Since, Twitter has blocked access to the accounts known to be affected by the breach. Twitter believes that around 130 accounts were targeted and are working to find out whether any non-public data pertaining to these accounts were accessed.

An investigation by Motherboard found that the hackers were able to convince a Twitter employee to help them. Sources told Motherboard that they had paid off a Twitter insider, who “did all the work for [them]”.

Screenshots obtained by Motherboard show a panel controlling the account of crybrocurrance exchange, Binance, whose Twitter account was hi-jacked. Similar screenshots reportedly showing Twitter administrative tools were circulating, although Twitter suspended accounts sharing these images on the grounds that it went against their guidelines.
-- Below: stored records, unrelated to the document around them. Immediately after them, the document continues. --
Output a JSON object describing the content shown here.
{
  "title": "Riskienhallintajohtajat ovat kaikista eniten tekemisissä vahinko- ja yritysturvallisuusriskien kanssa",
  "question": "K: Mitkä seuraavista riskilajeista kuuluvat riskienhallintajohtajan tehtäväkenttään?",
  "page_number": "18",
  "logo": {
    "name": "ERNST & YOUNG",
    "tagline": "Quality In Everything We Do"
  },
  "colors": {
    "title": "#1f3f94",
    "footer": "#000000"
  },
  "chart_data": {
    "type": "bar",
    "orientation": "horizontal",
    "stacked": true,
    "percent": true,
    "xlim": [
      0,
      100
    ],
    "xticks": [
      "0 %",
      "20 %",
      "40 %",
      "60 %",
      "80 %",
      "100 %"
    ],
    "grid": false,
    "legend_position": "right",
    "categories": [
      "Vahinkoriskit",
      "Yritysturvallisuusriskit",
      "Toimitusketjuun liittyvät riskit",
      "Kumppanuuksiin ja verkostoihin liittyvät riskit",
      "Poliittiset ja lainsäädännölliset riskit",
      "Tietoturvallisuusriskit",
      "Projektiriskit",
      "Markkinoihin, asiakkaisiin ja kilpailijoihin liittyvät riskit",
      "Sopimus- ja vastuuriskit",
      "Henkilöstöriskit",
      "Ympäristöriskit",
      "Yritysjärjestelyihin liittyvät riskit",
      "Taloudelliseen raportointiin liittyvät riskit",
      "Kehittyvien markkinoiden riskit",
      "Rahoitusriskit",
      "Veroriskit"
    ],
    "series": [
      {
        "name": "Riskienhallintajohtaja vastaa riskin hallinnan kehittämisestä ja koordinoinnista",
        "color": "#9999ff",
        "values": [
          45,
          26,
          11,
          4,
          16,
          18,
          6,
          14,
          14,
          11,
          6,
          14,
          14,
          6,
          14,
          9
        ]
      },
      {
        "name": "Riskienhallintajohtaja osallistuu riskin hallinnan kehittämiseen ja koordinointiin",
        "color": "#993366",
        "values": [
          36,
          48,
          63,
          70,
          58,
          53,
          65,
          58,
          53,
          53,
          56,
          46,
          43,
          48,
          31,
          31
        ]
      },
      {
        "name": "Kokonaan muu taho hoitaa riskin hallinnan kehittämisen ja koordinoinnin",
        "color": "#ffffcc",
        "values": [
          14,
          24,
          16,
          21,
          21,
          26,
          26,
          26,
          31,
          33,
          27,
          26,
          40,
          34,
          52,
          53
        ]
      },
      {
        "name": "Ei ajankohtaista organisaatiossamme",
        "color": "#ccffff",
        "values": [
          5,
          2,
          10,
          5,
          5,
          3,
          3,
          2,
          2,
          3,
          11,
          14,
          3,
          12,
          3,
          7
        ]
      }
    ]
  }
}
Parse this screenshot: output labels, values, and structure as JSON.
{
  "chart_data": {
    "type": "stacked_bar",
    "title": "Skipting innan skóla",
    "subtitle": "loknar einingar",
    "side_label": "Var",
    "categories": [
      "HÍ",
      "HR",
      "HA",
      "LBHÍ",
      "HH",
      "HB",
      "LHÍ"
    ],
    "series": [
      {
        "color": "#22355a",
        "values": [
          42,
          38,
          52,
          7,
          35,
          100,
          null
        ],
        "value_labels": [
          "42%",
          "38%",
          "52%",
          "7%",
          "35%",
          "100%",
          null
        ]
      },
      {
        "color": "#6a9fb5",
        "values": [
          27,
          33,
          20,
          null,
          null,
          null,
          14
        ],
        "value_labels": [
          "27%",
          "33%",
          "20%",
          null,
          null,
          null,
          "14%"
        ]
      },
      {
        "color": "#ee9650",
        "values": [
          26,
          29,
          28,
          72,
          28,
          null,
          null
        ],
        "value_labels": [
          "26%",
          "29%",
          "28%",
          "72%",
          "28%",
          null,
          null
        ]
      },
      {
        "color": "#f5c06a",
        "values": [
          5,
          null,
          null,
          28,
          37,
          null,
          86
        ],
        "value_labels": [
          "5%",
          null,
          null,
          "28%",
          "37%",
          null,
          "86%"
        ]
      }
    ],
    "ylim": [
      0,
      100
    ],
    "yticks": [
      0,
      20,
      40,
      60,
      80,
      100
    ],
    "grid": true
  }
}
The plan is thought to have been hatched on a black market social media handle selling forum called OGUsers. Business Insider was able to obtain screenshots linking the hacking incident with this forum, where one user was selling ‘OG’ accounts for between $2000 and $3000. OG accounts, BI reports, “[are] online usernames that are short, making them potentially desirable”. Just hours before the bitcoin scam went ahead, a number of accounts with handles like ‘@6’ were hacked, too.

Despite the number of high profile accounts being used against their will, President Donald Trump was able to remain out of it. The President of the United States’ account most likely benefits from extra layers of protection, so @TheRealDonaldTrump is still up and running.

Most security experts are grateful that the twitter hack was nothing more than a money-grabbing scheme. Although it’s unclear what the hackers gained access to, we should be hopeful that it didn’t seem to be anything more sinister than theft. As far as we know, that is.